„To observe attentively is to remember distinctly .“
Edgar Allan Poe
Edgar Allan Poe's short story as a parable of a colonialist past.
Murder as an allegory for exploitation by Europeans.
The beating of the heart as a memorial.
The beating of the heart as a memorial.
Director's Note
With my reinterpretation of Edgar Allan Poe's The Tell-Tale Heart, I want to build a bridge between classic Gothic horror and the message of a repressed European past. The short film is set in the German Empire of the 19th century, at a time when revolutionaries were striving for freedom and equality, while the dukes wanted to preserve the status quo.
The main character in our story, the dukes son, believes he can erase the past by killing his father's serf, but it is precisely this act that makes the serf the last witness to his own transgression, the urge to erase memory.

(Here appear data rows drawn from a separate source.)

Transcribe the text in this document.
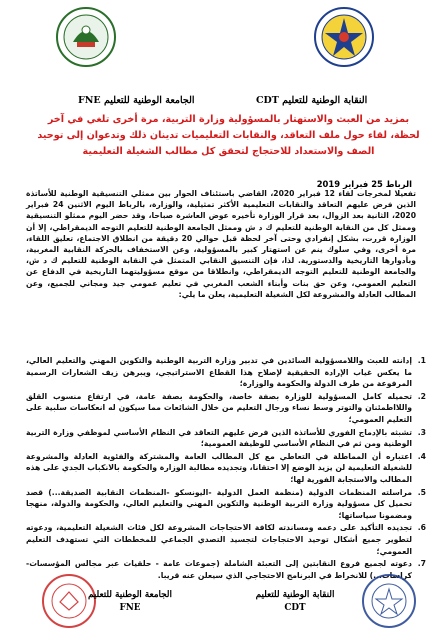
الجامعة الوطنية للتعليم FNE	النقابة الوطنية للتعليم CDT
بمزيد من العبث والاستهتار بالمسؤولية وزارة التربية، مرة أخرى تلغي في آخر لحظة، لقاء حول ملف التعاقد، والنقابات التعليميات تدينان ذلك وتدعوان إلى توحيد الصف والاستعداد للاحتجاج لتحقق كل مطالب الشغيلة التعليمية
الرباط 25 فبراير 2019

تفعيلا لمخرجات لقاء 12 فبراير 2020، القاضي باستئناف الحوار بين ممثلي التنسيقية الوطنية للأساتذة الذين فرض عليهم التعاقد والنقابات التعليمية الأكثر تمثيلية، والوزارة، بالرباط اليوم الاثنين 24 فبراير 2020، الثانية بعد الزوال، بعد قرار الوزارة تأخيره عوض العاشرة صباحا، وقد حضر اليوم ممثلو التنسيقية وممثل كل من النقابة الوطنية للتعليم ك د ش وممثل الجامعة الوطنية للتعليم التوجه الديمقراطي، إلا أن الوزارة قررت، بشكل إنفرادي وحتى آخر لحظة قبل حوالي 20 دقيقة من انطلاق الاجتماع، تعليق اللقاء، مرة أخرى، وفي سلوك ينم عن استهتار كبير بالمسؤولية، وعن الاستخفاف بالحركة النقابية المغربية، وبأدوارها التاريخية والدستورية. لذا، فإن التنسيق النقابي المتمثل في النقابة الوطنية للتعليم ك د ش، والجامعة الوطنية للتعليم التوجه الديمقراطي، وانطلاقا من موقع مسؤوليتهما التاريخية في الدفاع عن التعليم العمومي، وعن حق بنات وأبناء الشعب المغربي في تعليم عمومي جيد ومجاني للجميع، وعن المطالب العادلة والمشروعة لكل الشغيلة التعليمية، يعلن ما يلي:

1.
إدانته للعبث واللامسؤولية السائدين في تدبير وزارة التربية الوطنية والتكوين المهني والتعليم العالي، ما يعكس غياب الإرادة الحقيقية لإصلاح هذا القطاع الاستراتيجي، ويبرهن زيف الشعارات الرسمية المرفوعة من طرف الدولة والحكومة والوزارة؛
2.
تحميله كامل المسؤولية للوزارة بصفة خاصة، والحكومة بصفة عامة، في ارتفاع منسوب القلق واللااطمئنان والتوتر وسط نساء ورجال التعليم من خلال الشائعات مما سيكون له انعكاسات سلبية على التعليم العمومي؛
3.
تشبثه بالإدماج الفوري للأساتذة الذين فرض عليهم التعاقد في النظام الأساسي لموظفي وزارة التربية الوطنية ومن ثم في النظام الأساسي للوظيفة العمومية؛
4.
اعتباره أن المماطلة في التعاطي مع كل المطالب العامة والمشتركة والفئوية العادلة والمشروعة للشغيلة التعليمية لن يزيد الوضع إلا احتقانا، وتجديده مطالبة الوزارة والحكومة بالانكباب الجدي على هذه المطالب والاستجابة الفورية لها؛
5.
مراسلته المنظمات الدولية (منظمة العمل الدولية -اليونسكو -المنظمات النقابية الصديقة...) قصد تحميل كل مسؤولية وزارة التربية الوطنية والتكوين المهني والتعليم العالي، والحكومة والدولة، منهجا ومضمونا سياساتها؛
6.
تجديده التأكيد على دعمه ومساندته لكافة الاحتجاجات المشروعة لكل فئات الشغيلة التعليمية، ودعوته لتطوير جميع أشكال توحيد الاحتجاجات لتجسيد التصدي الجماعي للمخططات التي تستهدف التعليم العمومي؛
7.
دعوته لجميع فروع النقابتين إلى التعبئة الشاملة (جموعات عامة - حلقيات عبر مجالس المؤسسات- كراسات...) للانخراط في البرنامج الاحتجاجي الذي سيعلن عنه قريبا.
الجامعة الوطنية للتعليم
FNE
النقابة الوطنية للتعليم
CDT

What begins as an intimate chamber drama becomes an act of violence in the name of power and exploitation. The victim who returns from the grave is not a figure of horror in this story, but a figure of reflection. He embodies what we must not forget: the prosperity we enjoy today stems, then as now, from a common root of robbery and oppression.
The Telltale Heart is thus intended to be a wake-up call – a film that not only wants to scare you, but take you back in time. Because to observe attentively means to remember.